Lucio Fontana, figura chiave dell'Avanguardia artistica negli anni cinquanta del novecento, nacque a Rosario di Santa Fè, in Argentina. I genitori erano di origini italiane.

La prima formazone artistica si svolse presso il padre scultore, studiando contemporaneamente alla scuola dei maestri edili dell'Istituto Tecnico "Carlo Cattaneo" di Milano.

 

Negli anni trenta sviluppò un interesse nei confronti della figura umana e delle le forme astratte, inaugurando una fase produttiva all'insegna della sperimentazione sia figurativa che tecnica. Nel 1934 insieme a Fausto Melotti, Atanasio Soldati e Mauro Reggiani aderì al movimento parigino "Abstraction-Création". Dal 1935 al 1939 si dedicò con particolare intensità all'attività di ceramista, lavorando intensamente ad Albisola, nella manifattura dell'amico Giuseppe Mazzotti.
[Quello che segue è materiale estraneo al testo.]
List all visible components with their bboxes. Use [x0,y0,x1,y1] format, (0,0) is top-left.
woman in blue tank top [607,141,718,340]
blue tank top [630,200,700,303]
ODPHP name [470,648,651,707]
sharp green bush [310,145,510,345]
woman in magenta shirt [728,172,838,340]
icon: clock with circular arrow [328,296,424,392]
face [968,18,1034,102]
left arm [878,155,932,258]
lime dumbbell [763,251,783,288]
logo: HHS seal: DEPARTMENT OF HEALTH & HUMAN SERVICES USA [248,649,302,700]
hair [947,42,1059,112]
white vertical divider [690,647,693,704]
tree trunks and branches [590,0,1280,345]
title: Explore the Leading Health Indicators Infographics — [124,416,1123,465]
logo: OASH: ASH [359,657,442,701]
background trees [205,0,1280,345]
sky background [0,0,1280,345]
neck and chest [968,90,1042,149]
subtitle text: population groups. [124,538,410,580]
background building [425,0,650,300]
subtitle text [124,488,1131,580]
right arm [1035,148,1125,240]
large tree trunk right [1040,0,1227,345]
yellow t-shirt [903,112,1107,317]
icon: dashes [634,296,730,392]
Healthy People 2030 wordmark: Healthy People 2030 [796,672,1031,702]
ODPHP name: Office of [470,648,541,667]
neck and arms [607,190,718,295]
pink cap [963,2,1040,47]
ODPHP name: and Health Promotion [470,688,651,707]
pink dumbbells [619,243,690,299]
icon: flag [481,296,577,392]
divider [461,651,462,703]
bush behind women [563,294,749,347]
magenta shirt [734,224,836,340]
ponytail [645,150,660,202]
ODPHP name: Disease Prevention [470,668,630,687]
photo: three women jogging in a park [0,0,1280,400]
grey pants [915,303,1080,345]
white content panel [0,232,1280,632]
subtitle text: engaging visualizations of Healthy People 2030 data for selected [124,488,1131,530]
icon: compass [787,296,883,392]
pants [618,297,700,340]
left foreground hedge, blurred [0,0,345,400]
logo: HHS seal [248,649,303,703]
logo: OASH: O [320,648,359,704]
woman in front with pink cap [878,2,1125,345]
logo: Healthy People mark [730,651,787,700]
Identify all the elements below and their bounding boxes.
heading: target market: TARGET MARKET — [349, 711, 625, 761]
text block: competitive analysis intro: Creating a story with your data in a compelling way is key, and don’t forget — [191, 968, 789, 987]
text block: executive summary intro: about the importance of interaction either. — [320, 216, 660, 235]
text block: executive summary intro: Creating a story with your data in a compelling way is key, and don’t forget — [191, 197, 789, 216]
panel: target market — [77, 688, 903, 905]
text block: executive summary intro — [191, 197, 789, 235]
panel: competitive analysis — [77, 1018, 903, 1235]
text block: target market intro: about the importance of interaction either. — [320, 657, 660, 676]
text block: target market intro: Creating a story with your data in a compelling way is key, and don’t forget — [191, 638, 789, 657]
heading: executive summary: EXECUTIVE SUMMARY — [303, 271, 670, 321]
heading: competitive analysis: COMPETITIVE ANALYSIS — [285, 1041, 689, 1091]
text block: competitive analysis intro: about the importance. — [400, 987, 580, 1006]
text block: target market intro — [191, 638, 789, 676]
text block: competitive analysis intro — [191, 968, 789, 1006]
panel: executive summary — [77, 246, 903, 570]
In Argentina, Fontana lavorò come scultore ottenendo numerosi premi e riconoscimenti: tenne corsi di modellato a Buenos Aires, presso "Altamira, Escuela libre de artes plàsticas", che divenne un importante centro di diffusione culturale.

 

Nel 1946 per la prima volta il termine Concetto Spaziale apparve nel titolo di un gruppo di disegni da lui realizzati: avrebbe accompagnato tanta parte della sua produzione successiva. Tornato a Milano, firmò nel 1947 il primo Manifesto dello Spazialismo insieme ad un gruppo di giovani artisti, mentre nel 1949 iniziò la serie dei "Buchi". A partire dal 1958 concepì la serie dei "Tagli", tenendo numerose esposizioni in Italia e all'estero.

La serie delle Fine di Dio, costituita da monocrome tele ovali a volte ricoperte di lustrini cosparse di fori o tagli, fu creata ed esposta a partire dal 1963.